Nanostructured Functional Materials

The presence of defects in nanomaterials is more of a rule than an exception. In defect-rich nanomaterials, their local atomic structure is far from their idealized elemental distribution, often having preferential clustering, distorted coordination environments, and both amorphous and crystalline phases. All these leading to nanoscale heterogeneity.

Our research focuses on bridging the gap between fundamental surface science and industrial applications. This is achieved by evaluating not only the active material itself, but also its performance and durability at the device level. We work with a variety of low-dimensional systems, including nanocarbons, layered metal dichalcogenides, and multicomponent metal and metal oxide nanoparticles.

To translate these materials from the lab to real-world applications, our group has pioneered Solution Precursor Plasma Spraying as a scalable industrial manufacturing technique. This approach allows us to rapidly manufacture high-performance, durable large-scale functional coatings for a wide variety of energy technologies.

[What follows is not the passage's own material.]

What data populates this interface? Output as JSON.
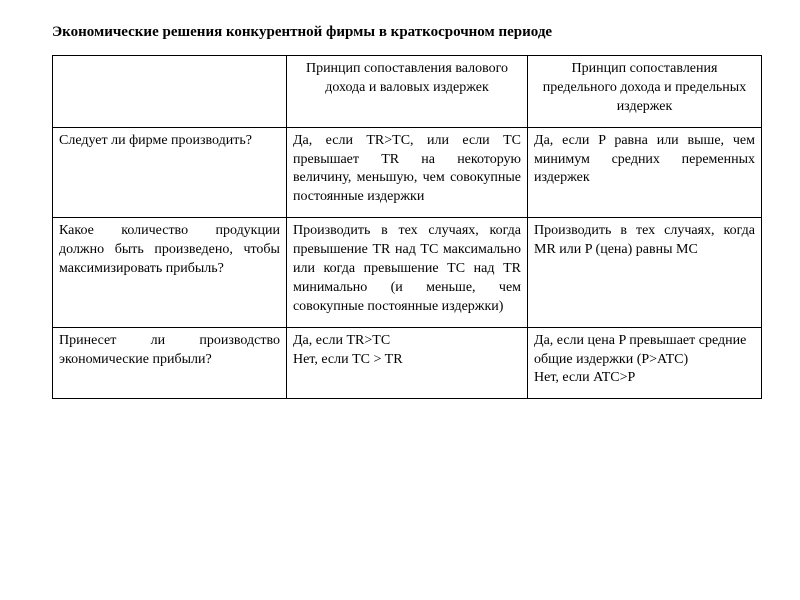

In parallel, we develop theoretical tools to investigate at the atomic level how nanoscale heterogeneity affects material properties. Coupling these models with advanced spectroscopic techniques, we study how local atomic distortions and chemical variations drive the dynamic formation and stabilization of active phases. This combinatory approach allows us to study materials at different length scales from the atomic level up to the macroscopic world.